Si ces nouvelles décharges ont tout de même permis d’éviter d’augmenter la pollution des nappes phréatiques, elles n’ont pas, sauf hypothétiques centre de tri, prévu de place pour les chineurs et autres récupérateurs. Grâce à leur travail en ville et sur les décharges, ils permettent le recyclage de 10% de la masse totale des déchets au Maroc et 33% de la masse recyclable, selon une étude Sweep-Net de 2010. A Tamelast, ils sont l’objet des griefs de Tecmed Maroc, la filiale de la société espagnole en charge de la gestion du site. «Tecmed ne recouvre pas quotidiennement les ordures de terres comme ce doit être le cas, selon le cahier des charges», affirme Chikh El Khorchi. «L’opération de recouvrement des déchets prend du retard en raison de la présence sur le site de chiffonniers-trieurs qui interviennent accompagnés, généralement de leurs animaux», répond la direction de Tecmed. Se faisant, les déchets restent à l’air libre et rendent nauséabond l’air ambiant par la putréfaction, en particulier, des déchets organiques.

Ils représentent, à eux seuls, 65% des déchets, au Maroc. Cette proportion est beaucoup plus importante que dans les pays européens. Une chance car la pollution qui en émane est moins complexe, mais aussi un gâchis : ils sont valorisables. Aujourd’hui, le compostage, largement expérimenté dans les années 70, au Maroc a souvent échoué et ne concerne plus que 1% des déchets.
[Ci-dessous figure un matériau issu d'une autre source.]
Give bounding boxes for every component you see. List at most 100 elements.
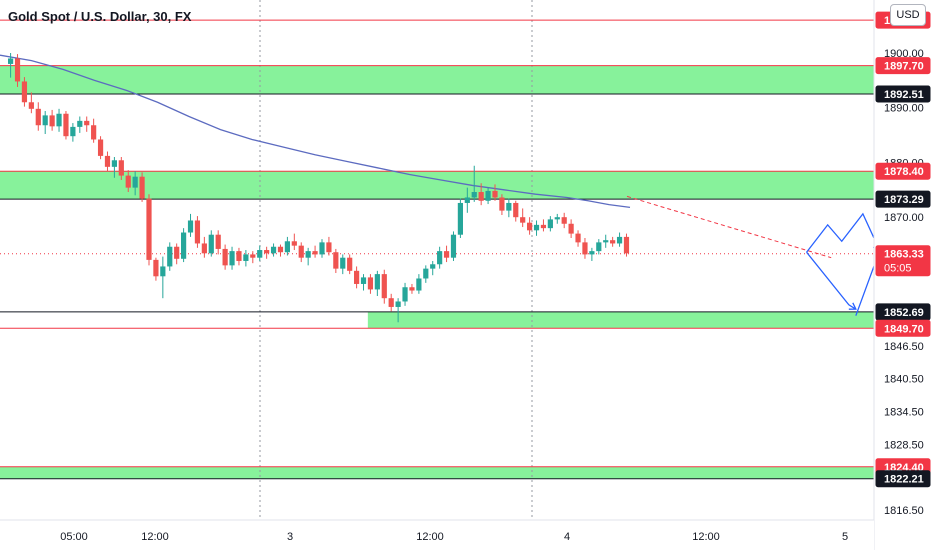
candle [478, 183, 484, 206]
candle [416, 274, 422, 294]
candle [229, 246, 235, 270]
candle-body [533, 224, 540, 231]
candle [623, 233, 630, 257]
candle-body [603, 240, 609, 243]
candle [174, 243, 180, 265]
x-tick-label: 3 [287, 531, 293, 543]
candle [84, 116, 90, 132]
candle [374, 270, 380, 297]
candle [616, 232, 623, 247]
candle [243, 250, 249, 267]
candle-body [547, 219, 553, 229]
y-tick-label: 1900.00 [884, 48, 924, 60]
candle-body [111, 160, 117, 167]
candle [340, 254, 346, 275]
candle-body [118, 160, 124, 176]
candle-body [520, 217, 526, 223]
candle [513, 200, 519, 222]
support-resistance-zone [0, 171, 874, 200]
candle-body [284, 241, 290, 253]
candle [222, 244, 228, 270]
candle-body [270, 246, 277, 254]
candle-body [132, 176, 138, 188]
candle [568, 219, 574, 238]
currency-selector[interactable]: USD [890, 4, 926, 26]
price-label: 1852.69 [875, 303, 931, 321]
candle-body [430, 264, 436, 269]
candle [8, 53, 14, 78]
candle-body [554, 217, 560, 220]
candle-body [326, 242, 332, 253]
candle-body [97, 139, 104, 156]
price-label-box [875, 470, 931, 488]
candle [423, 265, 429, 283]
candle [167, 242, 173, 271]
projection-path [806, 251, 857, 310]
candle [457, 198, 463, 238]
y-tick-label: 1870.00 [884, 212, 924, 224]
candle-body [312, 251, 318, 255]
candle [520, 208, 526, 228]
y-tick-label: 1834.50 [884, 406, 924, 418]
candle-body [457, 202, 463, 235]
candle [215, 230, 221, 255]
price-label-text: 1852.69 [884, 307, 924, 319]
price-label-box [875, 245, 931, 277]
candle [561, 212, 567, 229]
candle-body [21, 81, 28, 103]
time-axis[interactable] [0, 520, 874, 550]
y-tick-label: 1846.50 [884, 341, 924, 353]
candle [450, 231, 457, 261]
candle-body [77, 120, 83, 127]
countdown-label: 05:05 [884, 263, 912, 275]
candle-body [388, 298, 394, 307]
candle [443, 245, 450, 263]
price-label: 1849.70 [875, 319, 931, 337]
candle [575, 230, 581, 247]
candle [354, 266, 360, 289]
price-label-text: 1863.33 [884, 249, 924, 261]
candle [104, 151, 111, 172]
candle [111, 156, 117, 178]
candle-body [437, 251, 443, 265]
candle [527, 217, 533, 235]
candle [118, 156, 124, 180]
price-label-text: 1822.21 [884, 474, 924, 486]
x-tick-label: 12:00 [692, 531, 720, 543]
candle-body [319, 242, 325, 255]
candle [437, 246, 443, 269]
candle-body [63, 113, 69, 137]
candle [70, 123, 76, 142]
support-resistance-zone [0, 65, 874, 94]
arrow-head [848, 302, 857, 310]
candle [201, 236, 207, 258]
price-label: 1863.33 05:05 [875, 245, 931, 277]
candle [49, 109, 55, 131]
candle-body [499, 197, 505, 211]
candle [533, 220, 540, 236]
candle [540, 219, 547, 232]
candle-body [153, 259, 159, 277]
candle-body [374, 274, 380, 290]
candle-body [194, 220, 201, 244]
candle-body [478, 192, 484, 201]
candle [409, 283, 415, 294]
candle-body [367, 277, 374, 290]
candle [499, 194, 505, 216]
candle [146, 194, 152, 266]
price-label-text: 1849.70 [884, 323, 924, 335]
candle-body [443, 251, 450, 258]
candle-body [464, 197, 470, 203]
y-tick-label: 1890.00 [884, 103, 924, 115]
price-label: 1822.21 [875, 470, 931, 488]
candle-body [91, 125, 97, 140]
candle [485, 187, 491, 205]
candle-body [360, 277, 367, 284]
candle-body [616, 236, 623, 244]
candle [125, 170, 131, 193]
candle [360, 274, 367, 291]
candle [430, 260, 436, 276]
candle-body [395, 301, 401, 307]
candle [42, 111, 48, 135]
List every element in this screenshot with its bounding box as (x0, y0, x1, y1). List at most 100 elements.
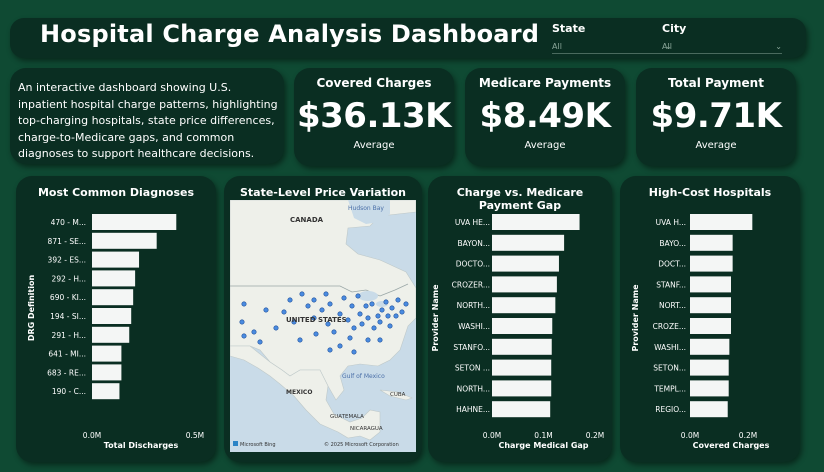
category-label: 291 - H... (52, 331, 86, 340)
chart-bar (492, 214, 580, 230)
map-location-dot (297, 337, 303, 343)
map-location-dot (371, 325, 377, 331)
chart-bar (92, 232, 157, 249)
kpi-title: Covered Charges (316, 76, 432, 90)
category-label: 392 - ES... (48, 256, 86, 265)
y-axis-title: DRG Definition (27, 275, 36, 342)
chart-bar (492, 338, 552, 355)
chart-bar (690, 255, 733, 272)
chart-bar (492, 380, 552, 397)
category-label: SETON... (653, 364, 686, 373)
category-label: STANFO... (453, 343, 490, 352)
chart-bar (92, 326, 130, 343)
kpi-subtitle: Average (524, 140, 566, 151)
category-label: 292 - H... (52, 274, 86, 283)
map-location-dot (257, 339, 263, 345)
x-axis-title: Total Discharges (104, 441, 179, 450)
map-label-hudson: Hudson Bay (348, 205, 384, 212)
map-location-dot (305, 303, 311, 309)
chart-bar (690, 380, 729, 397)
category-label: HAHNE... (456, 405, 490, 414)
map-border-us-canada (230, 283, 409, 297)
chart-bar (690, 214, 753, 230)
chart-bar (492, 234, 565, 251)
category-label: UVA H... (656, 218, 686, 227)
map-location-dot (357, 311, 363, 317)
category-label: 641 - MI... (48, 350, 86, 359)
category-label: 871 - SE... (48, 237, 86, 246)
kpi-value: $36.13K (296, 96, 452, 136)
map-location-dot (291, 319, 297, 325)
page-title: Hospital Charge Analysis Dashboard (40, 20, 540, 48)
diagnoses-bar-chart[interactable]: 470 - M... 871 - SE... 392 - ES... 292 - H.… (16, 176, 216, 462)
chart-bar (690, 359, 729, 376)
x-tick-label: 0.2M (586, 431, 604, 440)
chart-bar (92, 270, 136, 287)
x-tick-label: 0.0M (83, 431, 101, 440)
state-slicer[interactable]: State All ⌄ (552, 22, 672, 54)
map-location-dot (347, 335, 353, 341)
map-location-dot (363, 303, 369, 309)
chart-bar (92, 364, 122, 381)
map-location-dot (383, 299, 389, 305)
map-location-dot (377, 337, 383, 343)
map-label-nicaragua: NICARAGUA (350, 426, 383, 432)
state-slicer-label: State (552, 22, 586, 35)
city-slicer[interactable]: City All ⌄ (662, 22, 782, 54)
map-location-dot (337, 343, 343, 349)
diagnoses-chart-card: Most Common Diagnoses 470 - M... 871 - SE… (16, 176, 216, 462)
chart-bar (92, 308, 132, 324)
kpi-subtitle: Average (695, 140, 737, 151)
map-credit-bing: Microsoft Bing (240, 442, 276, 448)
gap-bar-chart[interactable]: UVA HE... BAYON... DOCTO... CROZER... NORTH.… (428, 176, 612, 462)
kpi-value: $8.49K (479, 96, 611, 136)
map-location-dot (311, 315, 317, 321)
description-card (10, 68, 284, 164)
map-label-canada: CANADA (290, 216, 324, 224)
chevron-down-icon: ⌄ (775, 41, 782, 51)
map-location-dot (365, 337, 371, 343)
map-location-dot (311, 297, 317, 303)
map-location-dot (393, 313, 399, 319)
category-label: WASHI... (458, 322, 490, 331)
chart-bar (92, 251, 140, 268)
map-location-dot (239, 319, 245, 325)
chart-title: State-Level Price Variation (239, 186, 407, 199)
map-label-cuba: CUBA (390, 392, 406, 398)
description-text: An interactive dashboard showing U.S. in… (18, 81, 278, 160)
chart-bar (92, 345, 122, 362)
x-tick-label: 0.1M (534, 431, 552, 440)
map-mexico-landmass (230, 345, 381, 441)
x-axis-title: Covered Charges (693, 441, 770, 450)
map-location-dot (355, 293, 361, 299)
high-cost-bar-chart[interactable]: UVA H... BAYO... DOCT... STANF... NORT... CRO… (620, 176, 800, 462)
map-location-dot (299, 291, 305, 297)
state-dropdown[interactable]: All ⌄ (552, 39, 672, 54)
chart-bar (492, 255, 559, 272)
map-location-dot (349, 303, 355, 309)
city-dropdown[interactable]: All ⌄ (662, 39, 782, 54)
category-label: 190 - C... (52, 387, 86, 396)
map-location-dot (369, 301, 375, 307)
map-location-dot (341, 295, 347, 301)
chart-bar (92, 383, 120, 400)
map-location-dot (323, 291, 329, 297)
map-location-dot (387, 323, 393, 329)
map-location-dot (327, 347, 333, 353)
state-price-map[interactable]: CANADA Hudson Bay UNITED STATES Gulf of … (230, 200, 416, 452)
map-location-dot (351, 325, 357, 331)
map-location-dot (377, 319, 383, 325)
map-location-dot (345, 317, 351, 323)
chart-bar (492, 401, 551, 418)
chart-title: Most Common Diagnoses (37, 186, 195, 199)
category-label: NORTH... (457, 301, 490, 310)
category-label: TEMPL... (653, 384, 686, 393)
category-label: WASHI... (654, 343, 686, 352)
map-cuba (379, 389, 413, 401)
map-location-dot (273, 325, 279, 331)
kpi-title: Medicare Payments (478, 76, 612, 90)
bing-logo-icon (233, 441, 238, 446)
map-label-us: UNITED STATES (286, 316, 347, 324)
map-location-dots[interactable] (239, 291, 409, 355)
category-label: SETON ... (455, 364, 490, 373)
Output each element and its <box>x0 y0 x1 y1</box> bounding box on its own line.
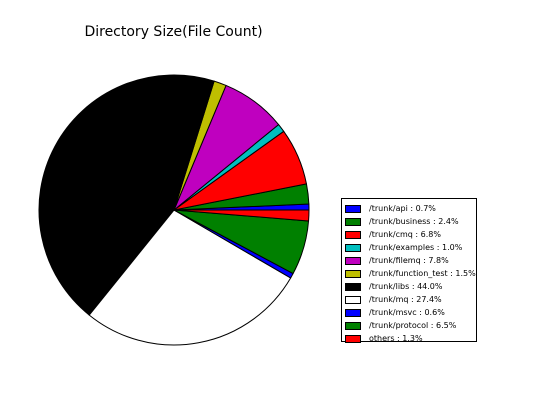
legend: /trunk/api : 0.7% /trunk/business : 2.4% /… <box>341 198 477 342</box>
legend-swatch <box>345 231 361 239</box>
legend-label: /trunk/msvc : 0.6% <box>369 308 445 317</box>
legend-swatch <box>345 257 361 265</box>
legend-item: /trunk/msvc : 0.6% <box>345 306 476 319</box>
legend-label: others : 1.3% <box>369 334 423 343</box>
legend-label: /trunk/function_test : 1.5% <box>369 269 476 278</box>
legend-label: /trunk/cmq : 6.8% <box>369 230 441 239</box>
legend-label: /trunk/mq : 27.4% <box>369 295 442 304</box>
legend-swatch <box>345 244 361 252</box>
legend-swatch <box>345 283 361 291</box>
legend-swatch <box>345 218 361 226</box>
legend-item: /trunk/libs : 44.0% <box>345 280 476 293</box>
legend-label: /trunk/libs : 44.0% <box>369 282 442 291</box>
legend-item: /trunk/filemq : 7.8% <box>345 254 476 267</box>
legend-swatch <box>345 205 361 213</box>
legend-swatch <box>345 335 361 343</box>
legend-item: /trunk/examples : 1.0% <box>345 241 476 254</box>
legend-item: /trunk/mq : 27.4% <box>345 293 476 306</box>
legend-swatch <box>345 270 361 278</box>
legend-label: /trunk/filemq : 7.8% <box>369 256 449 265</box>
legend-swatch <box>345 322 361 330</box>
legend-swatch <box>345 296 361 304</box>
legend-item: /trunk/business : 2.4% <box>345 215 476 228</box>
legend-label: /trunk/protocol : 6.5% <box>369 321 456 330</box>
legend-label: /trunk/examples : 1.0% <box>369 243 462 252</box>
legend-item: /trunk/protocol : 6.5% <box>345 319 476 332</box>
legend-item: /trunk/function_test : 1.5% <box>345 267 476 280</box>
legend-label: /trunk/api : 0.7% <box>369 204 436 213</box>
legend-label: /trunk/business : 2.4% <box>369 217 459 226</box>
legend-item: others : 1.3% <box>345 332 476 345</box>
legend-item: /trunk/api : 0.7% <box>345 202 476 215</box>
legend-swatch <box>345 309 361 317</box>
legend-item: /trunk/cmq : 6.8% <box>345 228 476 241</box>
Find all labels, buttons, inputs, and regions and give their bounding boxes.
Les déchets organiques sont composés à plus des deux tiers d’eau, aussi, les lixiviats - l’eau qui s’écoule de la putréfaction et qui s’infiltre en «essuyant» tout le contenu la décharge - sont-ils très importants.

A Agadir, ces «jus de poubelles», tellement nauséabonds qu’ils sont la source d’une véritable pollution olfactive pour le voisinage de la décharge en fonction des vents, ont failli déborder de leurs bassins de rétention. En juillet 2011, ils ont été aspirés par Tecmed puis emportés sur le site de l’ancienne décharge. «Nous avons plutôt réalisé une injection du lixiviat à l’intérieur de l’ancien corps des déchets au niveau des puits», indique la direction générale de Tecmed Maroc. Cela contribue à favoriser du biogaz, qui est par la suite brulé conformément au cahier de charges.» Le plus sûr moyen, surtout, puisque l’isolation de la décharge, pour sa réhabilitation, s’est faite par-dessus et non par-dessous le corps de déchets, pour que ces encombrants lixiviats s’écoulent de proche en proche dans les nappes phréatiques. Leur récupération dans les bassins étaient justement destinée à éviter ces infiltrations.

Les biogaz, ainsi que les nomment Tecmed, sont en fait des gaz qui s’échappent de la décharge avec la décomposition des déchets organiques et sont en majeure partie constitués de méthane, un gaz très explosif dont l’impact sur l’effet de serre est 20 à 25 fois plus élevé que celui du gaz carbonique. Ce gaz s’échappe de la décharge par une cheminée où il est brûlé pour en limiter la pollution. «Ce qui se passe à Agadir, doit interpeler. Chaque ville a une vieille décharge et ce sont de véritables bombes écologiques», alerte Mehdi Guadi, délégué exécutif de l’Association Marocaine pour les Eco-Villes (AMEV). Les torchages, une quinzaine au Maroc, associés systématiquement à la réhabilitation d’anciennes décharges, signalent leurs emplacements.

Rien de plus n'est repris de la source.